Isra AlBastaki is a student on the MSc in Global Healthcare Leadership programme. Isra is currently involved in the development of the first academic health system in Dubai. Additionally, Isra served as the Vice-chairperson of the Global Council of Sustainable Development Goal 3, Health and Wellbeing, from 2021 to 2023.


“In late 2023, I had a reflective session with a senior colleague in my organization who is also my role model. He embodies the qualities I envision in a leader: wise, humble, calm under pressure, a great listener, and a thoughtful decision-maker. During our conversation, he recommended that I read "The Fifth Discipline" by Peter M. Senge. I immediately purchased and read the book, trusting his recommendation. Unsurprisingly, it deeply resonated with me, and I would like to share some insights I gained from it.

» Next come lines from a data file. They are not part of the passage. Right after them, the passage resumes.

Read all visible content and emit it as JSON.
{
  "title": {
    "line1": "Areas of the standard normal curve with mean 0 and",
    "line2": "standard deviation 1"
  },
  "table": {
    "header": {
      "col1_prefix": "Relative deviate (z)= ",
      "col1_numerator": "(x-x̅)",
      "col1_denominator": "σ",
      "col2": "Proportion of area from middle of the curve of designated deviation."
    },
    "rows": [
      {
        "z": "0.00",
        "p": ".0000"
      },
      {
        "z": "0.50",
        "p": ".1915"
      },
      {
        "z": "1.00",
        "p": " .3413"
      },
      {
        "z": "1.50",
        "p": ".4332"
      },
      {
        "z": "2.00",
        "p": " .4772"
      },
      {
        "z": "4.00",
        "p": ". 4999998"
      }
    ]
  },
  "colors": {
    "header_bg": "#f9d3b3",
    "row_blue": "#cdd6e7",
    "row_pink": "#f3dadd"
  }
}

Senge's exploration of mental models made me realize how our beliefs and perceptions influence our understanding of the world and affect our decision-making processes. He illustrates that these models can restrict organizational innovation by fostering a top-down decision-making culture and limiting employee contributions. Senge also highlights how mistaken beliefs about people’s preferences can distort business strategies and how resistance to change is often rooted in a preference for the familiar over the new. Additionally, he examines how leaders' self-conceptions as primary decision-makers rather than facilitators can stifle team empowerment. Senge argues that organizations can encourage more adaptive and effective decision-making processes by critically analyzing and challenging these mental models. Senge's study of systems thinking emphasized that organizational dynamics are interconnected. We can see the ripple effects of our decisions and actions by considering organizations as complex systems instead of isolated entities. This perspective highlights the significance of considering the wider consequences of our choices, both in our personal lives and within our organizations.

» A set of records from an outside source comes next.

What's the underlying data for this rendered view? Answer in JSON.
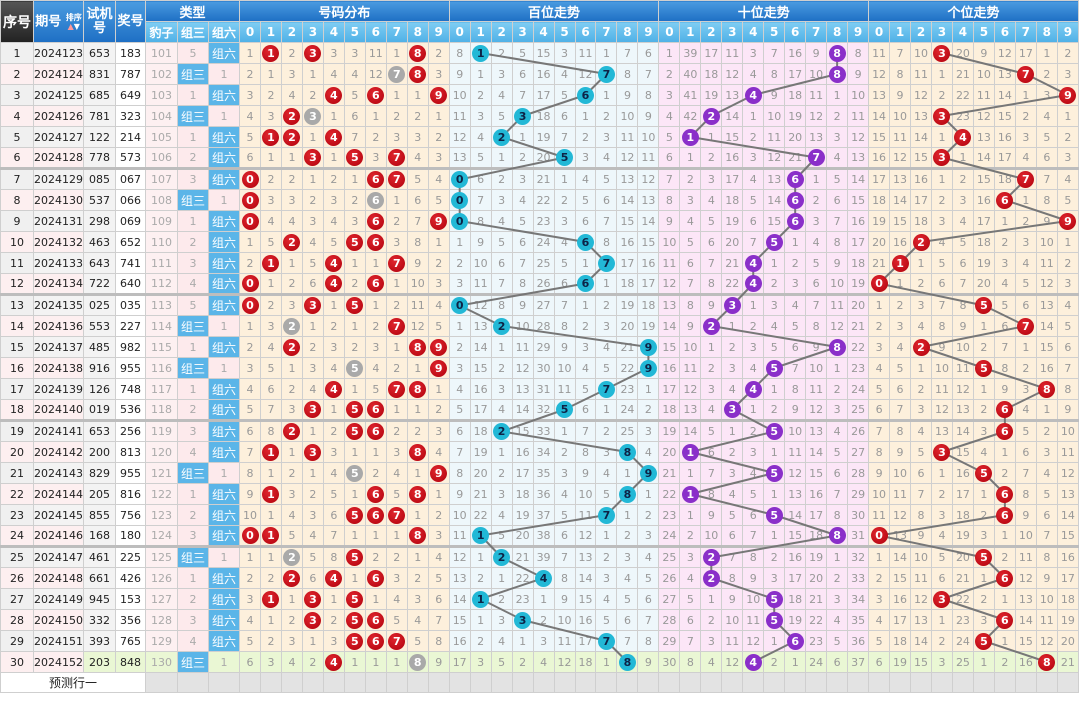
{
  "header": {
    "index": "序号",
    "period": "期号",
    "sort_label": "排序",
    "trial": "试机号",
    "draw": "奖号",
    "type_group": "类型",
    "type_cols": [
      "豹子",
      "组三",
      "组六"
    ],
    "dist_group": "号码分布",
    "bai_group": "百位走势",
    "shi_group": "十位走势",
    "ge_group": "个位走势",
    "digits": [
      "0",
      "1",
      "2",
      "3",
      "4",
      "5",
      "6",
      "7",
      "8",
      "9"
    ]
  },
  "labels": {
    "zusan": "组三",
    "zuliu": "组六"
  },
  "first_row_omissions": {
    "baozi": 101,
    "zusan": 5,
    "dist": [
      1,
      0,
      2,
      0,
      3,
      3,
      11,
      1,
      0,
      2
    ],
    "bai": [
      8,
      0,
      2,
      5,
      15,
      3,
      11,
      1,
      7,
      6
    ],
    "shi": [
      1,
      39,
      17,
      11,
      3,
      7,
      16,
      9,
      0,
      8
    ],
    "ge": [
      11,
      7,
      10,
      0,
      20,
      9,
      12,
      17,
      1,
      2
    ]
  },
  "rows": [
    {
      "idx": "1",
      "period": "2024123",
      "trial": "653",
      "draw": "183"
    },
    {
      "idx": "2",
      "period": "2024124",
      "trial": "831",
      "draw": "787"
    },
    {
      "idx": "3",
      "period": "2024125",
      "trial": "685",
      "draw": "649"
    },
    {
      "idx": "4",
      "period": "2024126",
      "trial": "781",
      "draw": "323"
    },
    {
      "idx": "5",
      "period": "2024127",
      "trial": "122",
      "draw": "214"
    },
    {
      "idx": "6",
      "period": "2024128",
      "trial": "778",
      "draw": "573"
    },
    {
      "idx": "7",
      "period": "2024129",
      "trial": "085",
      "draw": "067"
    },
    {
      "idx": "8",
      "period": "2024130",
      "trial": "537",
      "draw": "066"
    },
    {
      "idx": "9",
      "period": "2024131",
      "trial": "298",
      "draw": "069"
    },
    {
      "idx": "10",
      "period": "2024132",
      "trial": "463",
      "draw": "652"
    },
    {
      "idx": "11",
      "period": "2024133",
      "trial": "643",
      "draw": "741"
    },
    {
      "idx": "12",
      "period": "2024134",
      "trial": "722",
      "draw": "640"
    },
    {
      "idx": "13",
      "period": "2024135",
      "trial": "025",
      "draw": "035"
    },
    {
      "idx": "14",
      "period": "2024136",
      "trial": "553",
      "draw": "227"
    },
    {
      "idx": "15",
      "period": "2024137",
      "trial": "485",
      "draw": "982"
    },
    {
      "idx": "16",
      "period": "2024138",
      "trial": "916",
      "draw": "955"
    },
    {
      "idx": "17",
      "period": "2024139",
      "trial": "126",
      "draw": "748"
    },
    {
      "idx": "18",
      "period": "2024140",
      "trial": "019",
      "draw": "536"
    },
    {
      "idx": "19",
      "period": "2024141",
      "trial": "653",
      "draw": "256"
    },
    {
      "idx": "20",
      "period": "2024142",
      "trial": "200",
      "draw": "813"
    },
    {
      "idx": "21",
      "period": "2024143",
      "trial": "829",
      "draw": "955"
    },
    {
      "idx": "22",
      "period": "2024144",
      "trial": "205",
      "draw": "816"
    },
    {
      "idx": "23",
      "period": "2024145",
      "trial": "855",
      "draw": "756"
    },
    {
      "idx": "24",
      "period": "2024146",
      "trial": "168",
      "draw": "180"
    },
    {
      "idx": "25",
      "period": "2024147",
      "trial": "461",
      "draw": "225"
    },
    {
      "idx": "26",
      "period": "2024148",
      "trial": "661",
      "draw": "426"
    },
    {
      "idx": "27",
      "period": "2024149",
      "trial": "945",
      "draw": "153"
    },
    {
      "idx": "28",
      "period": "2024150",
      "trial": "332",
      "draw": "356"
    },
    {
      "idx": "29",
      "period": "2024151",
      "trial": "393",
      "draw": "765"
    },
    {
      "idx": "30",
      "period": "2024152",
      "trial": "203",
      "draw": "848"
    }
  ],
  "footer": {
    "predict_label": "预测行一"
  },
  "colors": {
    "dist_ball": "#b0000c",
    "repeat_ball": "#a9a9a9",
    "bai_ball": "#22b8d6",
    "shi_ball": "#8a2fc9",
    "ge_ball": "#b0000c",
    "line": "#777777"
  }
}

In addition, I found Senge's concept of "skilled incompetence" quite intriguing. This paradox refers to our ability to shield ourselves from the discomforts that come with learning. It resonated with me because it sheds light on how deeply ingrained mental models can hinder our ability to apply knowledge. This can trap us in patterns of behavior that perpetuate dysfunction rather than promoting progress. Senge also emphasized how the core aspect of a learning organization is a shift in perspective. This shift refers to moving from seeing ourselves as separate entities from the world to acknowledging our connection with it. It also involves attributing external factors to problems and understanding how our actions contribute to them.

This applies to our personal lives too, as we often try to resolve individual life problems without considering all the contributing factors. Senge's book highlights the importance of viewing life as a system and the significance of this perspective when facing life's challenges. He used a common example that might resonate with many individuals: "Sometimes the easiest or most familiar solution is not only ineffective; sometimes it is addictive and dangerous. Alcoholism, for instance, may begin as a simple social drinking - a solution to the problem of low self-esteem or work-related stress. Gradually, the cure becomes worse than the disease; among its other problems, it exacerbates self-esteem and stress even more than they were in the beginning."

The timing of reading this book aligned nicely with the modules I am studying in my MSc in Global Healthcare Leadership, particularly the third and fourth modules, which focus on systems leading in comparative health systems and leading with evidence-based healthcare. Reading this book and engaging with diverse global leaders enriched my understanding of Senge's principles and provided real-world context. It fostered lively discussions and deepened my knowledge of their application.

Senge's exploration of mental models and systems thinking offers invaluable insights for navigating the complexities of organizational life. By challenging rooted beliefs and embracing a systemic perspective, we can break free from the constraints of skilled incompetence and foster environments conducive to growth and innovation.”